I do a lot of reporting: on operations, on support, on usage, on finances, on marketing, and on every other topic that matters to a business. Whenever I consider a new piece of reporting, I ask myself one question: what’s the point? What’s the action or decision that this reporting is intended to impact? When someone consumes it, what can they do about it? Can they make a decision? Can they go do something personally or ask someone to do something? If there’s nothing that can be done in response to a report, does it need to be reported in that manner?

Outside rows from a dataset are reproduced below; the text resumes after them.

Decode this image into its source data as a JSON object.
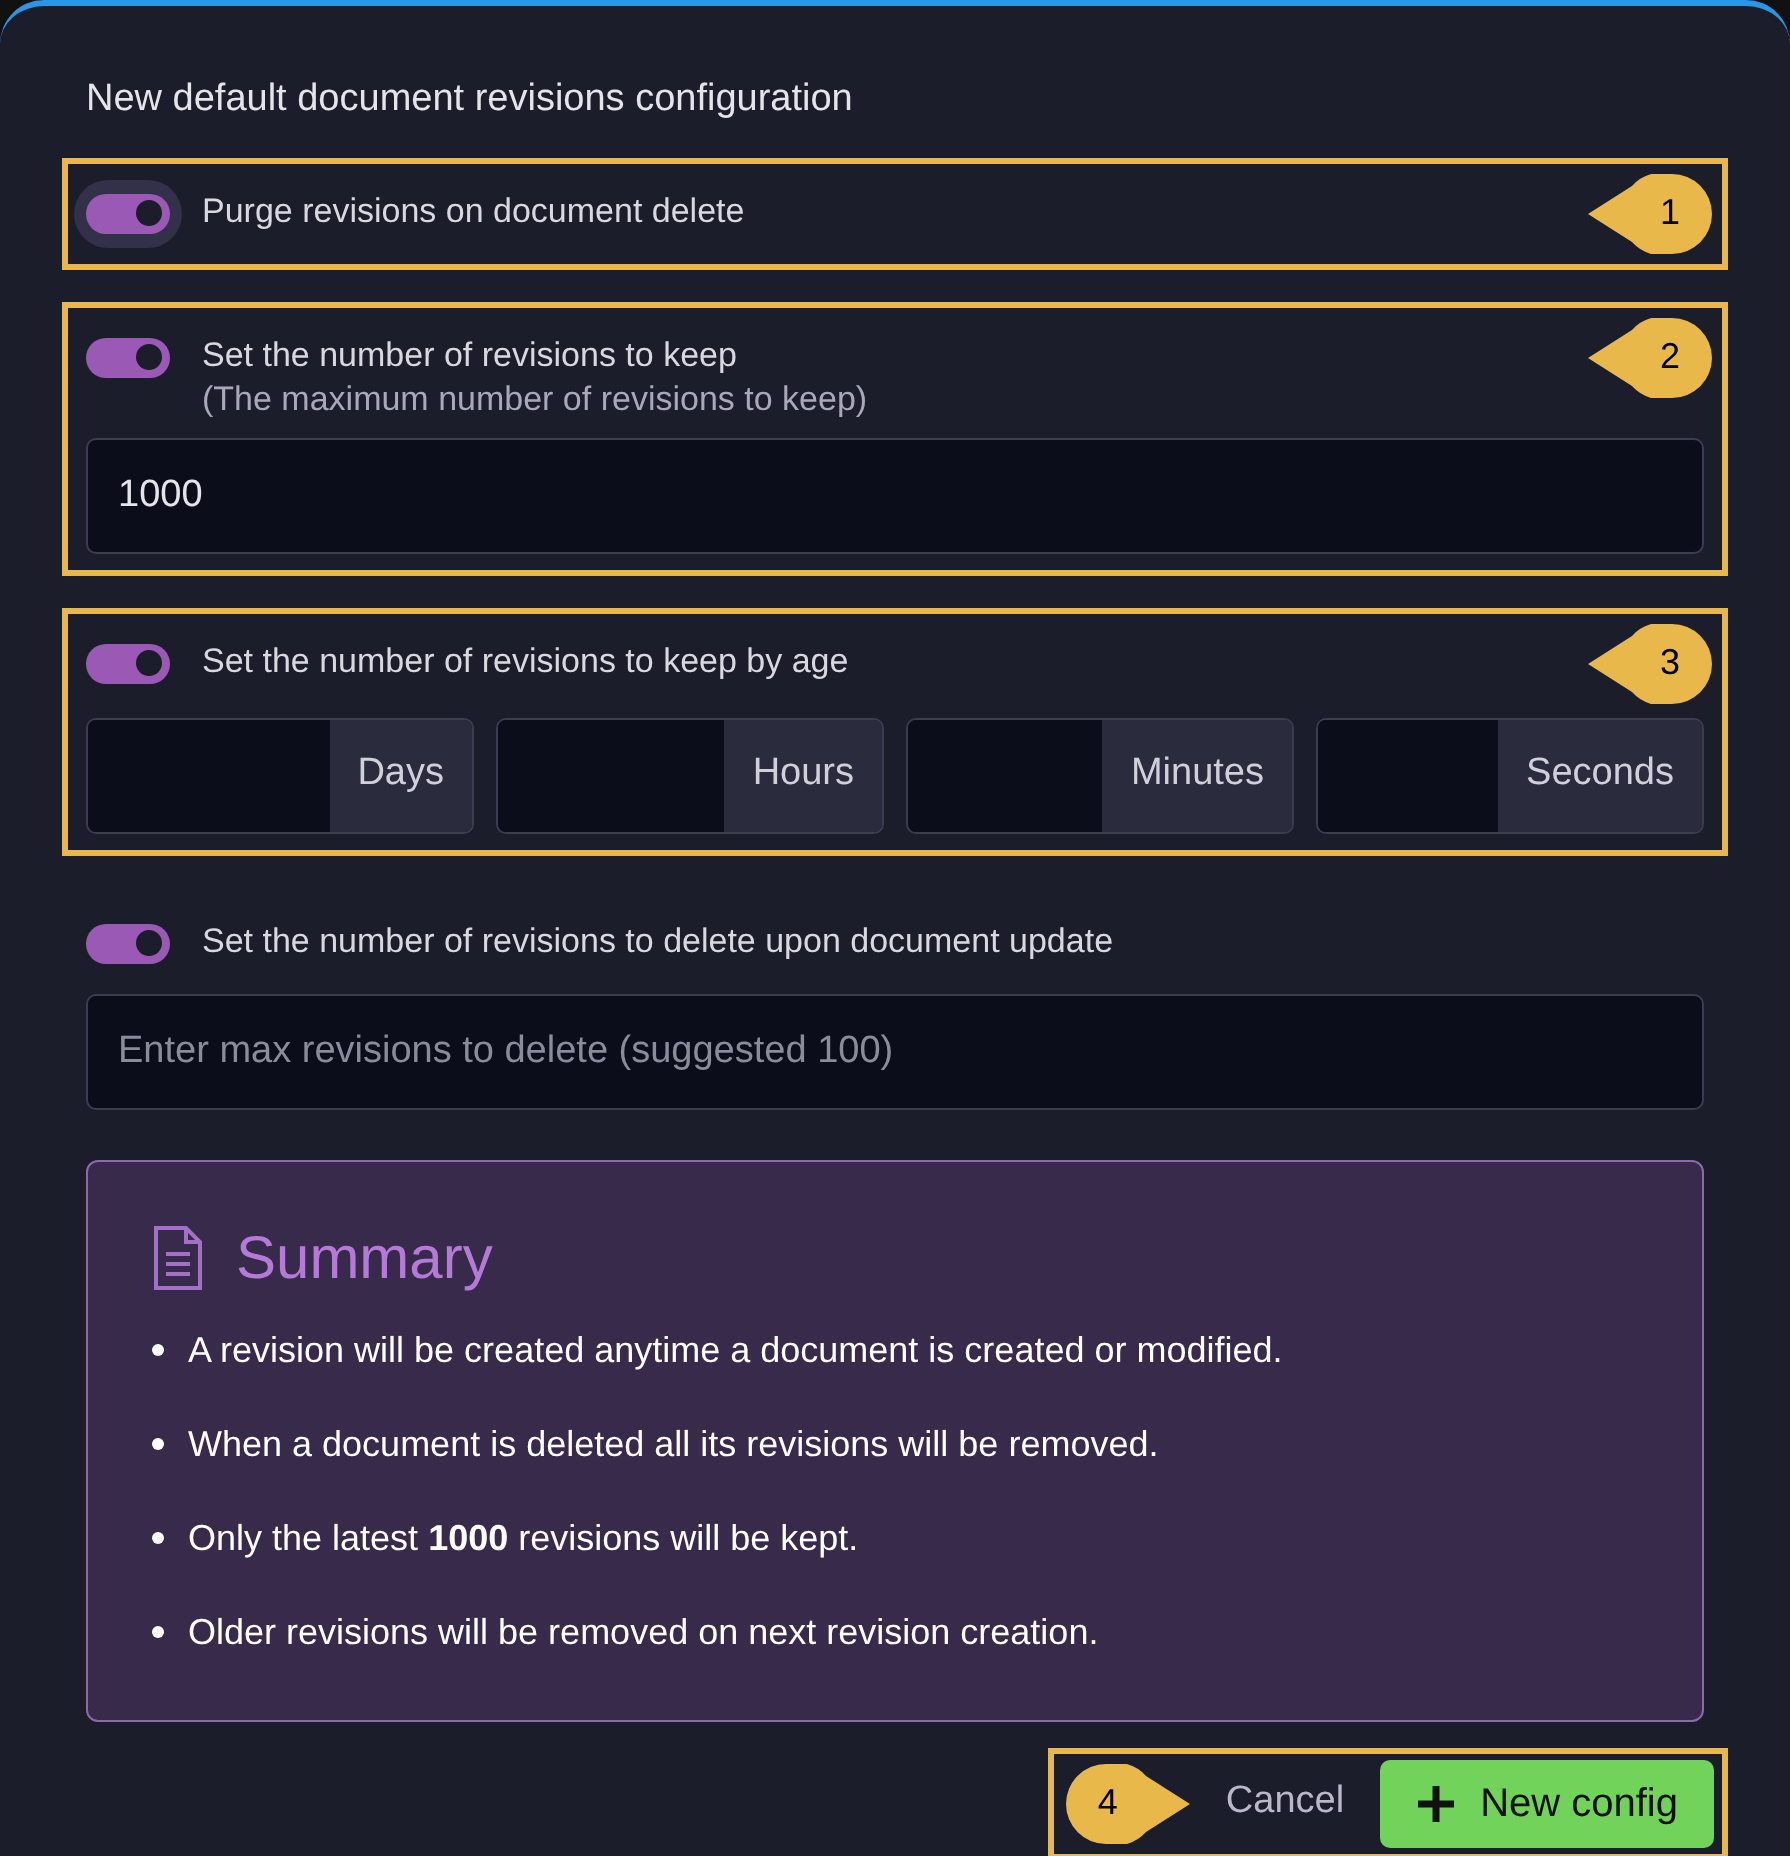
{
  "title": "New default document revisions configuration",
  "options": [
    {
      "kind": "toggle",
      "label": "Purge revisions on document delete",
      "on": true,
      "focused": true,
      "callout": "1"
    },
    {
      "kind": "input",
      "label": "Set the number of revisions to keep",
      "sublabel": "(The maximum number of revisions to keep)",
      "on": true,
      "focused": false,
      "value": "1000",
      "callout": "2"
    },
    {
      "kind": "duration",
      "label": "Set the number of revisions to keep by age",
      "on": true,
      "focused": false,
      "units": [
        "Days",
        "Hours",
        "Minutes",
        "Seconds"
      ],
      "callout": "3"
    },
    {
      "kind": "input",
      "label": "Set the number of revisions to delete upon document update",
      "on": true,
      "focused": false,
      "placeholder": "Enter max revisions to delete (suggested 100)"
    }
  ],
  "summary": {
    "title": "Summary",
    "items": [
      "A revision will be created anytime a document is created or modified.",
      "When a document is deleted all its revisions will be removed.",
      "Only the latest **1000** revisions will be kept.",
      "Older revisions will be removed on next revision creation."
    ]
  },
  "actions": {
    "callout": "4",
    "cancel": "Cancel",
    "submit": "New config"
  }
}
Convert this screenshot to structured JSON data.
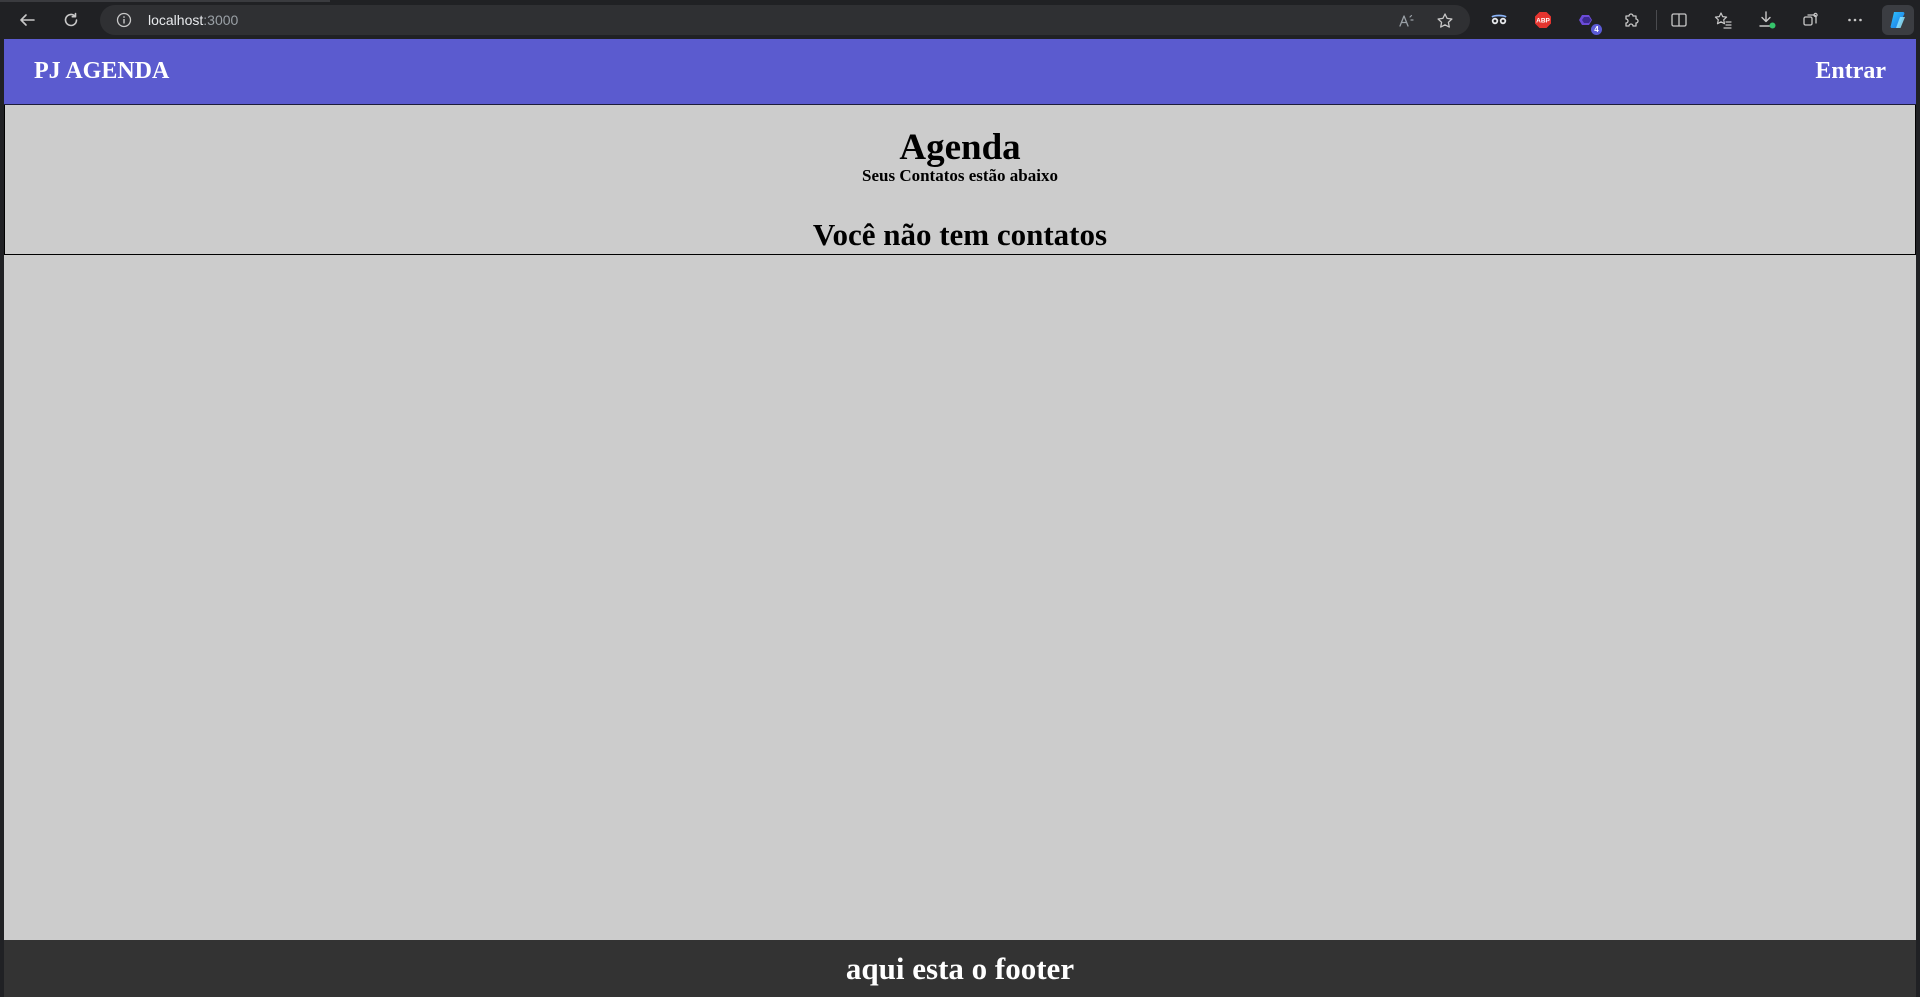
{
  "browser": {
    "url_host": "localhost",
    "url_port": ":3000",
    "extension_badge_count": "4",
    "icons": {
      "back": "back-arrow-icon",
      "reload": "reload-icon",
      "site_info": "info-icon",
      "read_aloud": "read-aloud-icon",
      "favorite": "star-icon",
      "extension_1": "glasses-extension-icon",
      "extension_2": "adblock-plus-icon",
      "extension_3": "shape-extension-icon",
      "extensions": "puzzle-icon",
      "split_screen": "split-screen-icon",
      "favorites": "favorites-icon",
      "downloads": "download-icon",
      "collections": "collections-icon",
      "more": "more-icon",
      "copilot": "copilot-icon"
    }
  },
  "header": {
    "brand": "PJ AGENDA",
    "login_link": "Entrar"
  },
  "main": {
    "title": "Agenda",
    "subtitle": "Seus Contatos estão abaixo",
    "empty_message": "Você não tem contatos"
  },
  "footer": {
    "text": "aqui esta o footer"
  },
  "colors": {
    "header_bg": "#5b5bcf",
    "page_bg": "#cccccc",
    "footer_bg": "#333333",
    "browser_bg": "#202124"
  }
}
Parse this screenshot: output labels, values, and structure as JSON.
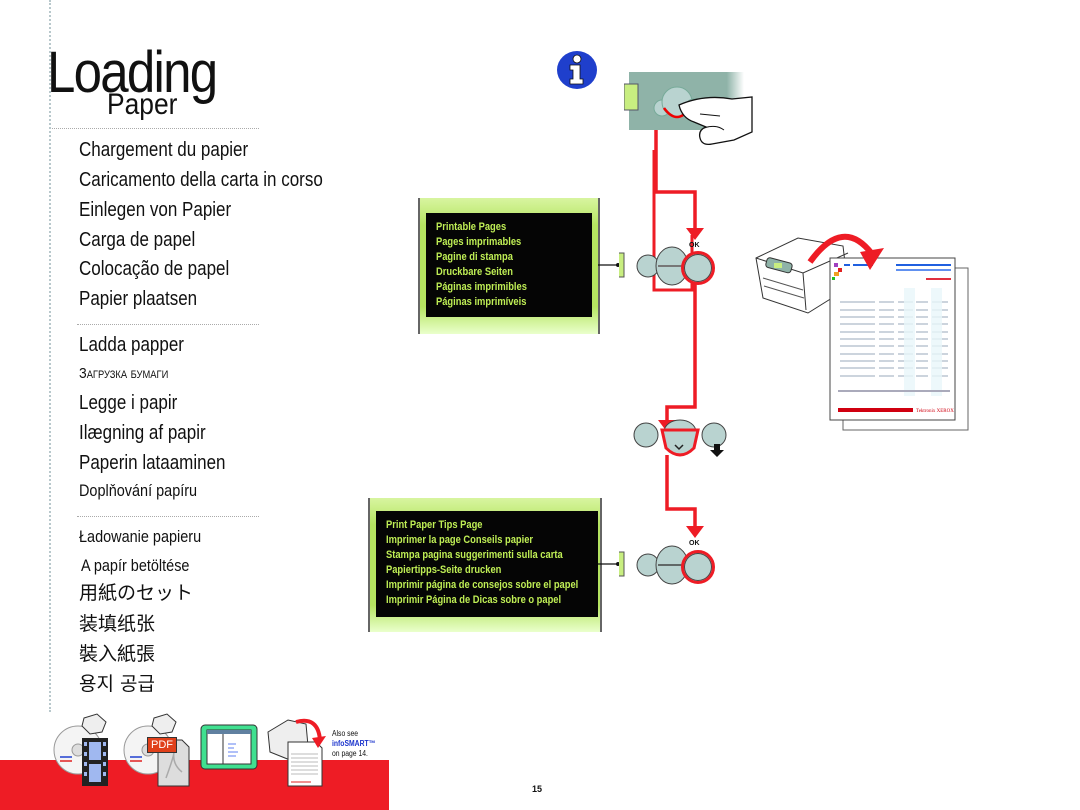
{
  "title": {
    "main": "Loading",
    "sub": "Paper"
  },
  "languages": {
    "group1": [
      "Chargement du papier",
      "Caricamento della carta in corso",
      "Einlegen von Papier",
      "Carga de papel",
      "Colocação de papel",
      "Papier plaatsen"
    ],
    "group2": [
      "Ladda papper",
      "Загрузка бумаги",
      "Legge i papir",
      "Ilægning af papir",
      "Paperin lataaminen",
      "Doplňování papíru"
    ],
    "group3": [
      "Ładowanie papieru",
      "A papír betöltése",
      "用紙のセット",
      "装填纸张",
      "裝入紙張",
      "용지 공급"
    ]
  },
  "panel1": {
    "lines": [
      "Printable Pages",
      "Pages imprimables",
      "Pagine di stampa",
      "Druckbare Seiten",
      "Páginas imprimibles",
      "Páginas imprimíveis"
    ],
    "ok_label": "OK"
  },
  "panel2": {
    "lines": [
      "Print Paper Tips Page",
      "Imprimer la page Conseils papier",
      "Stampa pagina suggerimenti sulla carta",
      "Papiertipps-Seite drucken",
      "Imprimir página de consejos sobre el papel",
      "Imprimir Página de Dicas sobre o papel"
    ],
    "ok_label": "OK"
  },
  "icons": {
    "info": "info-icon",
    "video": "video-cd-icon",
    "pdf": "pdf-cd-icon",
    "web": "web-browser-icon",
    "infosmart": "printer-page-icon",
    "pdf_label": "PDF"
  },
  "also_see": {
    "prefix": "Also see",
    "link": "infoSMART™",
    "suffix": "on page 14."
  },
  "printout_brand": "Tektronix XEROX",
  "page_number": "15",
  "colors": {
    "accent_red": "#ee1c25",
    "lcd_green": "#b5e461",
    "lcd_text": "#bfee55",
    "button_fill": "#b9d3d0",
    "info_blue": "#1f3fcc"
  }
}
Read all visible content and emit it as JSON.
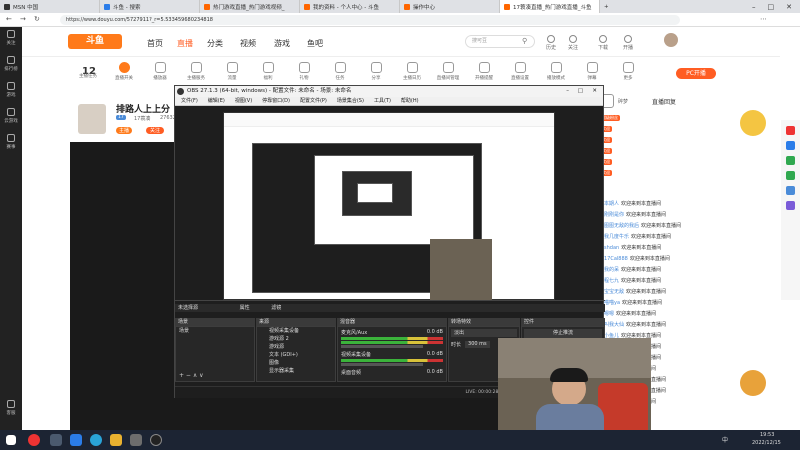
{
  "browser": {
    "tabs": [
      {
        "label": "MSN 中国"
      },
      {
        "label": "斗鱼 - 搜索"
      },
      {
        "label": "热门游戏直播_热门游戏视频_"
      },
      {
        "label": "我的资料 - 个人中心 - 斗鱼"
      },
      {
        "label": "操作中心"
      },
      {
        "label": "17蓑凑直播_热门游戏直播_斗鱼"
      }
    ],
    "url": "https://www.douyu.com/5727911?_r=5.533459680234818"
  },
  "left_sidebar": {
    "items": [
      {
        "label": "关注"
      },
      {
        "label": "排行榜"
      },
      {
        "label": "游戏"
      },
      {
        "label": "云游戏"
      },
      {
        "label": "赛事"
      },
      {
        "label": "客服"
      }
    ]
  },
  "site": {
    "logo": "斗鱼",
    "nav": [
      {
        "label": "首页"
      },
      {
        "label": "直播"
      },
      {
        "label": "分类"
      },
      {
        "label": "视频"
      },
      {
        "label": "游戏"
      },
      {
        "label": "鱼吧"
      }
    ],
    "search_placeholder": "搜可豆",
    "right_icons": [
      {
        "label": "历史"
      },
      {
        "label": "关注"
      },
      {
        "label": "下载"
      },
      {
        "label": "开播"
      }
    ],
    "toolbar": [
      {
        "label": "主播任务"
      },
      {
        "label": "直播开关"
      },
      {
        "label": "播放器"
      },
      {
        "label": "主播服务"
      },
      {
        "label": "流量"
      },
      {
        "label": "福利"
      },
      {
        "label": "礼物"
      },
      {
        "label": "任务"
      },
      {
        "label": "分享"
      },
      {
        "label": "主播日历"
      },
      {
        "label": "直播间管理"
      },
      {
        "label": "开播提醒"
      },
      {
        "label": "直播设置"
      },
      {
        "label": "播放模式"
      },
      {
        "label": "弹幕"
      },
      {
        "label": "更多"
      }
    ],
    "toolbar_count": "12",
    "pc_button": "PC开播"
  },
  "anchor": {
    "name": "排路人上上分",
    "level": "17",
    "room": "17蓑凑",
    "fans": "27632",
    "tag": "主播",
    "follow": "关注"
  },
  "obs": {
    "title": "OBS 27.1.3 (64-bit, windows) - 配置文件: 未命名 - 场景: 未命名",
    "menu": [
      "文件(F)",
      "编辑(E)",
      "视图(V)",
      "停靠窗口(D)",
      "配置文件(P)",
      "场景集合(S)",
      "工具(T)",
      "帮助(H)"
    ],
    "docks": {
      "scenes_title": "场景",
      "sources_title": "来源",
      "mixer_title": "混音器",
      "transitions_title": "转场特效",
      "controls_title": "控件",
      "no_source": "未选择源",
      "props": "属性",
      "filters": "滤镜"
    },
    "scene_item": "场景",
    "sources": [
      {
        "label": "视频采集设备"
      },
      {
        "label": "游戏源 2"
      },
      {
        "label": "游戏源"
      },
      {
        "label": "文本 (GDI+)"
      },
      {
        "label": "图像"
      },
      {
        "label": "显示器采集"
      }
    ],
    "mixer": [
      {
        "label": "麦克风/Aux",
        "db": "0.0 dB"
      },
      {
        "label": "视频采集设备",
        "db": "0.0 dB"
      },
      {
        "label": "桌面音频",
        "db": "0.0 dB"
      }
    ],
    "transition": "淡出",
    "duration_label": "时长",
    "duration": "300 ms",
    "stop_stream": "停止推流",
    "status_live": "LIVE: 00:00:28",
    "status_rec": "REC: 00:00:00",
    "status_cpu": "CPU: 15.6%, 30.00 fps"
  },
  "chat": {
    "header": "直播回复",
    "rank_label": "碎梦",
    "messages": [
      {
        "user": "本期人",
        "text": "欢迎来到本直播间"
      },
      {
        "user": "刚刚是你",
        "text": "欢迎来到本直播间"
      },
      {
        "user": "图图无敌的我后",
        "text": "欢迎来到本直播间"
      },
      {
        "user": "我几度牛乐",
        "text": "欢迎来到本直播间"
      },
      {
        "user": "shdan",
        "text": "欢迎来到本直播间"
      },
      {
        "user": "17Cal888",
        "text": "欢迎来到本直播间"
      },
      {
        "user": "我的呆",
        "text": "欢迎来到本直播间"
      },
      {
        "user": "程七九",
        "text": "欢迎来到本直播间"
      },
      {
        "user": "宝宝无敌",
        "text": "欢迎来到本直播间"
      },
      {
        "user": "喵喵ya",
        "text": "欢迎来到本直播间"
      },
      {
        "user": "嗯嗯",
        "text": "欢迎来到本直播间"
      },
      {
        "user": "叫我大仙",
        "text": "欢迎来到本直播间"
      },
      {
        "user": "小鱼儿",
        "text": "欢迎来到本直播间"
      },
      {
        "user": "五五开",
        "text": "欢迎来到本直播间"
      },
      {
        "user": "路人甲",
        "text": "欢迎来到本直播间"
      },
      {
        "user": "大白",
        "text": "欢迎来到本直播间"
      },
      {
        "user": "我是第一",
        "text": "欢迎来到本直播间"
      },
      {
        "user": "Maaa88",
        "text": "欢迎来到本直播间"
      },
      {
        "user": "小新",
        "text": "欢迎来到本直播间"
      }
    ],
    "badges": [
      "超级粉丝",
      "欢迎",
      "欢迎",
      "欢迎",
      "欢迎",
      "欢迎"
    ]
  },
  "taskbar": {
    "time": "19:53",
    "date": "2022/12/15",
    "lang": "中"
  },
  "colors": {
    "accent": "#ff5d23",
    "obs_bg": "#1e1e1e",
    "taskbar": "#1c2433"
  }
}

Most real-time dashboards fail to pass this usefulness test. Knowing how many visitors you have on your site right now or what the open rate was for the email that just went out doesn’t generally enable you to do anything. In a SaaS business, knowing what today’s revenue is doesn’t really enable you to do anything either: revenue today is the consequence of a sales and retention cycle that started long ago.
There are cases where real-time dashboards are invaluable. Knowing whether database response time is higher right now than it was a few minutes ago is incredibly useful when your site is slow, and we use real-time dashboards extensively for solving availability and performance problems at Basecamp.
Perhaps real-time dashboards aren’t that useful, but if they aren’t a lot of work to set up, what’s the harm? Isn’t faster data better data?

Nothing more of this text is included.